Professeure à l’Université TÉLUQ, je me suis penchée ces dernières années avec Dominic Thériault, coordonnateur des statistiques et des indicateurs de gestion au ministère de l’Enseignement supérieur du Québec, sur les données disponibles au Québec concernant la représentativité des hommes dans l’enseignement supérieur et l’éducation.
Un constat général
Bien que, dans l’histoire du XXe siècle, les femmes aient accédé plus tardivement que les hommes à l’enseignement supérieur, un même constat est fait dans la plupart des pays occidentaux : au XXIe siècle, les femmes sont davantage diplômées de l’enseignement supérieur que les hommes.
Cette situation est notamment mise en évidence des deux côtés de l’Atlantique : en France, on recense 54 % de femmes diplômées contre 47 % d’hommes parmi les 25-34 ans, tandis qu’au Québec, on compte 62,6 % de femmes et 51,5 % d’hommes (en incluant le collégial) parmi les 25-64 ans. Ce taux de diplomation reflète une fréquentation universitaire de plus en plus féminisée.
Cette féminisation s’est développée depuis les années 1980. Au Québec, par exemple, les données disponibles au ministère de l’Enseignement supérieur font ressortir que les étudiantes représentaient 51,2 % de l’effectif en 1982-1983, contre 58,9 % en 2022-2023, soit une augmentation de 7,7 points en 40 ans. Depuis cinq ans, la tendance semble s’être stabilisée, les hommes représentant chaque année environ 41 % des étudiants inscrits dans les universités québécoises.
Un écart qui se creuse tout au long de la scolarité
L’écart constaté entre les garçons et les filles trouve son origine dès les premiers instants de la vie. À partir de leur entrée dans le système scolaire, on constate ainsi que les garçons accumulent plus de retard que les filles et sont donc proportionnellement de moins en moins nombreux, quel que soit le milieu socioéconomique, à fréquenter le palier scolaire suivant (soit après le primaire, le secondaire, puis le cégep et in fine l’université).

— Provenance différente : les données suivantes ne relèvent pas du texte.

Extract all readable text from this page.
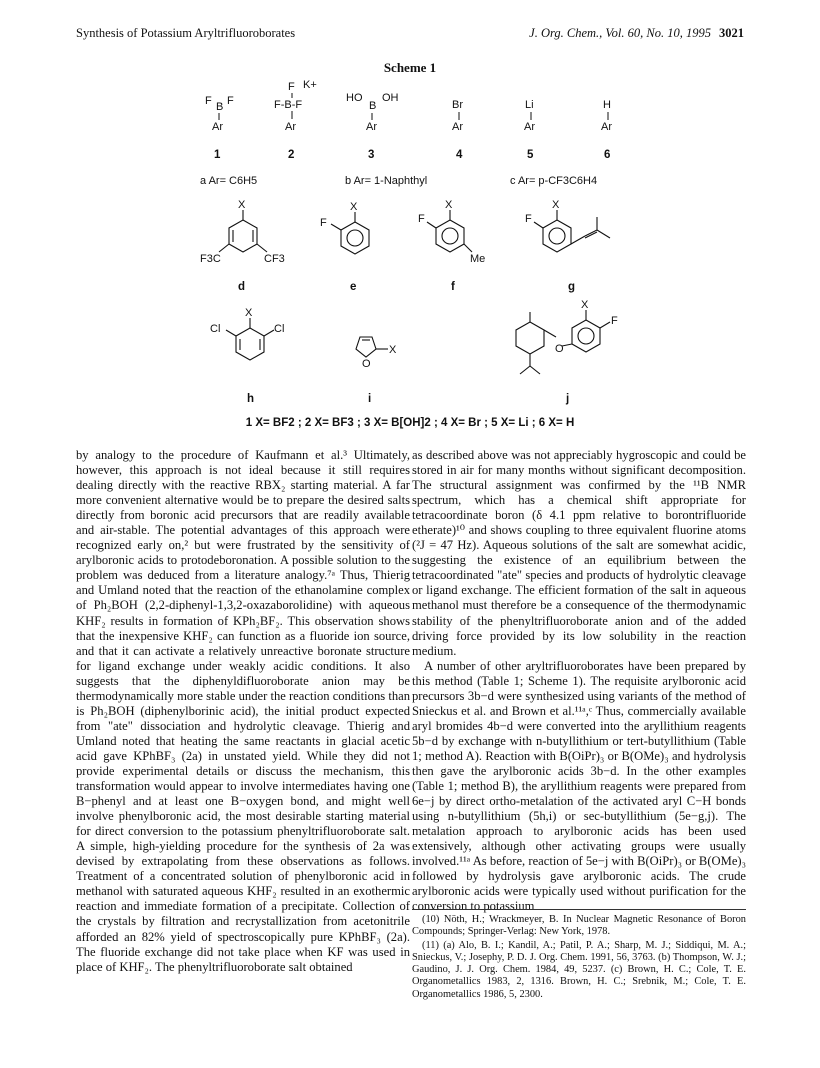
Synthesis of Potassium Aryltrifluoroborates	J. Org. Chem., Vol. 60, No. 10, 1995 3021
Scheme 1
F B F
Ar
F K+
F-B-F
Ar
HO
B
OH
Ar
Br
Ar
Li
Ar
H
Ar
1	2	3	4	5	6
a Ar= C6H5	b Ar= 1-Naphthyl	c Ar= p-CF3C6H4
X
F3C	CF3
X
F
X
F
Me
X
F
X
Cl	Cl
O
X
X
F
O
d	e	f	g
h	i	j
1 X= BF2 ; 2 X= BF3 ; 3 X= B[OH]2 ; 4 X= Br ; 5 X= Li ; 6 X= H

by analogy to the procedure of Kaufmann et al.³ Ultimately, however, this approach is not ideal because it still requires dealing directly with the reactive RBX₂ starting material. A far more convenient alternative would be to prepare the desired salts directly from boronic acid precursors that are readily available and air-stable. The potential advantages of this approach were recognized early on,² but were frustrated by the sensitivity of arylboronic acids to protodeboronation. A possible solution to the problem was deduced from a literature analogy.⁷ᵃ Thus, Thierig and Umland noted that the reaction of the ethanolamine complex of Ph₂BOH (2,2-diphenyl-1,3,2-oxazaborolidine) with aqueous KHF₂ results in formation of KPh₂BF₂. This observation shows that the inexpensive KHF₂ can function as a fluoride ion source, and that it can activate a relatively unreactive boronate structure for ligand exchange under weakly acidic conditions. It also suggests that the diphenyldifluoroborate anion may be thermodynamically more stable under the reaction conditions than is Ph₂BOH (diphenylborinic acid), the initial product expected from "ate" dissociation and hydrolytic cleavage. Thierig and Umland noted that heating the same reactants in glacial acetic acid gave KPhBF₃ (2a) in unstated yield. While they did not provide experimental details or discuss the mechanism, this transformation would appear to involve intermediates having one B−phenyl and at least one B−oxygen bond, and might well involve phenylboronic acid, the most desirable starting material for direct conversion to the potassium phenyltrifluoroborate salt. A simple, high-yielding procedure for the synthesis of 2a was devised by extrapolating from these observations as follows. Treatment of a concentrated solution of phenylboronic acid in methanol with saturated aqueous KHF₂ resulted in an exothermic reaction and immediate formation of a precipitate. Collection of the crystals by filtration and recrystallization from acetonitrile afforded an 82% yield of spectroscopically pure KPhBF₃ (2a). The fluoride exchange did not take place when KF was used in place of KHF₂. The phenyltrifluoroborate salt obtained

as described above was not appreciably hygroscopic and could be stored in air for many months without significant decomposition. The structural assignment was confirmed by the ¹¹B NMR spectrum, which has a chemical shift appropriate for tetracoordinate boron (δ 4.1 ppm relative to borontrifluoride etherate)¹⁰ and shows coupling to three equivalent fluorine atoms (²J = 47 Hz). Aqueous solutions of the salt are somewhat acidic, suggesting the existence of an equilibrium between the tetracoordinated "ate" species and products of hydrolytic cleavage or ligand exchange. The efficient formation of the salt in aqueous methanol must therefore be a consequence of the thermodynamic stability of the phenyltrifluoroborate anion and of the added driving force provided by its low solubility in the reaction medium.

A number of other aryltrifluoroborates have been prepared by this method (Table 1; Scheme 1). The requisite arylboronic acid precursors 3b−d were synthesized using variants of the method of Snieckus et al. and Brown et al.¹¹ᵃ,ᶜ Thus, commercially available aryl bromides 4b−d were converted into the aryllithium reagents 5b−d by exchange with n-butyllithium or tert-butyllithium (Table 1; method A). Reaction with B(OiPr)₃ or B(OMe)₃ and hydrolysis then gave the arylboronic acids 3b−d. In the other examples (Table 1; method B), the aryllithium reagents were prepared from 6e−j by direct ortho-metalation of the activated aryl C−H bonds using n-butyllithium (5h,i) or sec-butyllithium (5e−g,j). The metalation approach to arylboronic acids has been used extensively, although other activating groups were usually involved.¹¹ᵃ As before, reaction of 5e−j with B(OiPr)₃ or B(OMe)₃ followed by hydrolysis gave arylboronic acids. The crude arylboronic acids were typically used without purification for the conversion to potassium

(10) Nöth, H.; Wrackmeyer, B. In Nuclear Magnetic Resonance of Boron Compounds; Springer-Verlag: New York, 1978.

(11) (a) Alo, B. I.; Kandil, A.; Patil, P. A.; Sharp, M. J.; Siddiqui, M. A.; Snieckus, V.; Josephy, P. D. J. Org. Chem. 1991, 56, 3763. (b) Thompson, W. J.; Gaudino, J. J. Org. Chem. 1984, 49, 5237. (c) Brown, H. C.; Cole, T. E. Organometallics 1983, 2, 1316. Brown, H. C.; Srebnik, M.; Cole, T. E. Organometallics 1986, 5, 2300.
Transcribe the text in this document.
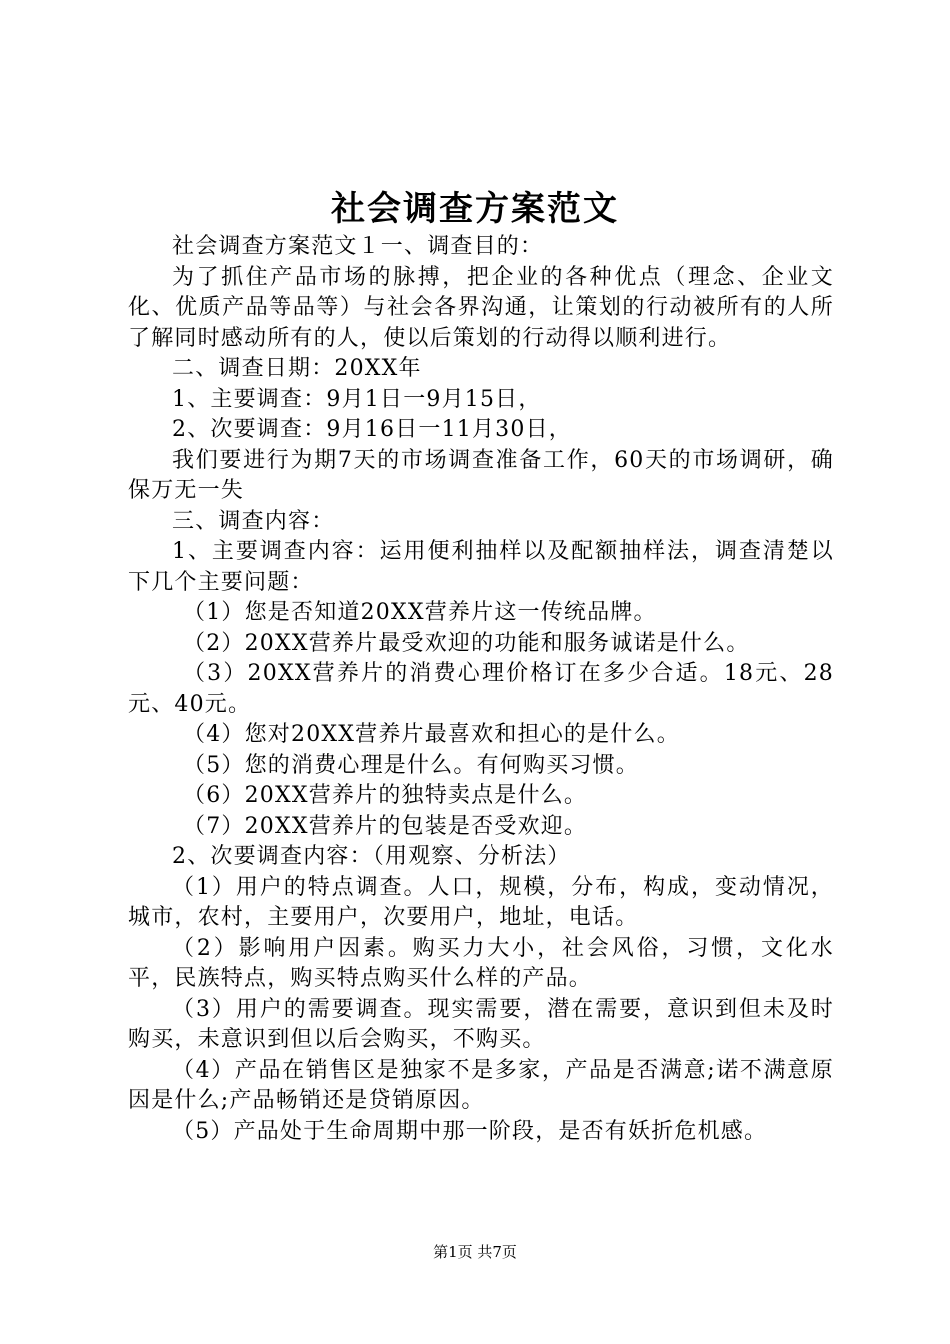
社会调查方案范文

社会调查方案范文１一、调查目的：

为了抓住产品市场的脉搏，把企业的各种优点（理念、企业文化、优质产品等品等）与社会各界沟通，让策划的行动被所有的人所了解同时感动所有的人，使以后策划的行动得以顺利进行。

二、调查日期：20XX年

1、主要调查：9月1日一9月15日，

2、次要调查：9月16日一11月30日，

我们要进行为期7天的市场调查准备工作，60天的市场调研，确保万无一失

三、调查内容：

1、主要调查内容：运用便利抽样以及配额抽样法，调查清楚以下几个主要问题：

（1）您是否知道20XX营养片这一传统品牌。

（2）20XX营养片最受欢迎的功能和服务诚诺是什么。

（3）20XX营养片的消费心理价格订在多少合适。18元、28元、40元。

（4）您对20XX营养片最喜欢和担心的是什么。

（5）您的消费心理是什么。有何购买习惯。

（6）20XX营养片的独特卖点是什么。

（7）20XX营养片的包装是否受欢迎。

2、次要调查内容：（用观察、分析法）

（1）用户的特点调查。人口，规模，分布，构成，变动情况，城市，农村，主要用户，次要用户，地址，电话。

（2）影响用户因素。购买力大小，社会风俗，习惯，文化水平，民族特点，购买特点购买什么样的产品。

（3）用户的需要调查。现实需要，潜在需要，意识到但未及时购买，未意识到但以后会购买，不购买。

（4）产品在销售区是独家不是多家，产品是否满意;诺不满意原因是什么;产品畅销还是贷销原因。

（5）产品处于生命周期中那一阶段，是否有妖折危机感。

第1页 共7页
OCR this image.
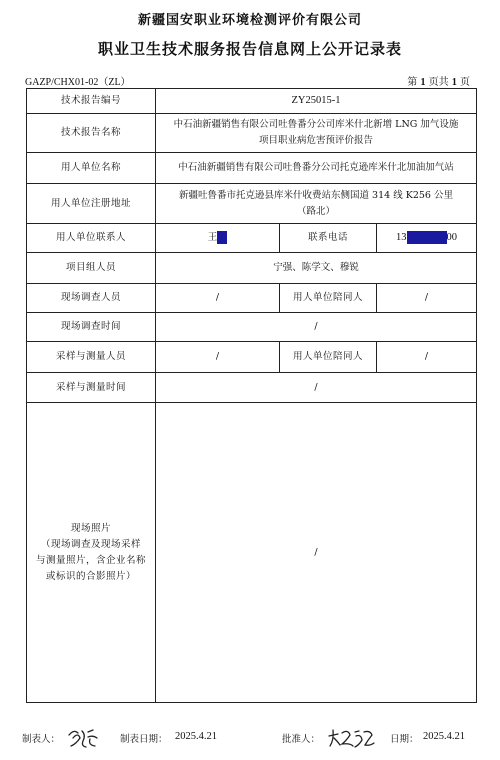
新疆国安职业环境检测评价有限公司
职业卫生技术服务报告信息网上公开记录表
GAZP/CHX01-02（ZL）	第 1 页共 1 页
技术报告编号	ZY25015-1		
技术报告名称	中石油新疆销售有限公司吐鲁番分公司库米什北新增 LNG 加气设施
项目职业病危害预评价报告		

用人单位名称	中石油新疆销售有限公司吐鲁番分公司托克逊库米什北加油加气站		
用人单位注册地址	新疆吐鲁番市托克逊县库米什收费站东侧国道 314 线 K256 公里
（路北）		

用人单位联系人	王	联系电话	13 00
项目组人员	宁强、陈学文、穆锐		
现场调查人员	/	用人单位陪同人	/
现场调查时间	/		
采样与测量人员	/	用人单位陪同人	/
采样与测量时间	/		

现场照片
（现场调查及现场采样
与测量照片，含企业名称
或标识的合影照片）	/		
制表人：	制表日期： 2025.4.21	批准人：	日期： 2025.4.21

Si l’on admet généralement que ces écarts peuvent être en partie attribués à la plus rapide maturité des filles, force est néanmoins de remarquer qu’ils varient selon les milieux. En effet, au Québec comme dans d’autres sociétés, le milieu socioéconomique dans lequel évolue un garçon semble avoir une plus grande influence sur son parcours que sur celui d’une fille. Cet écart s’explique entre autres par des différences de socialisation plus marquées.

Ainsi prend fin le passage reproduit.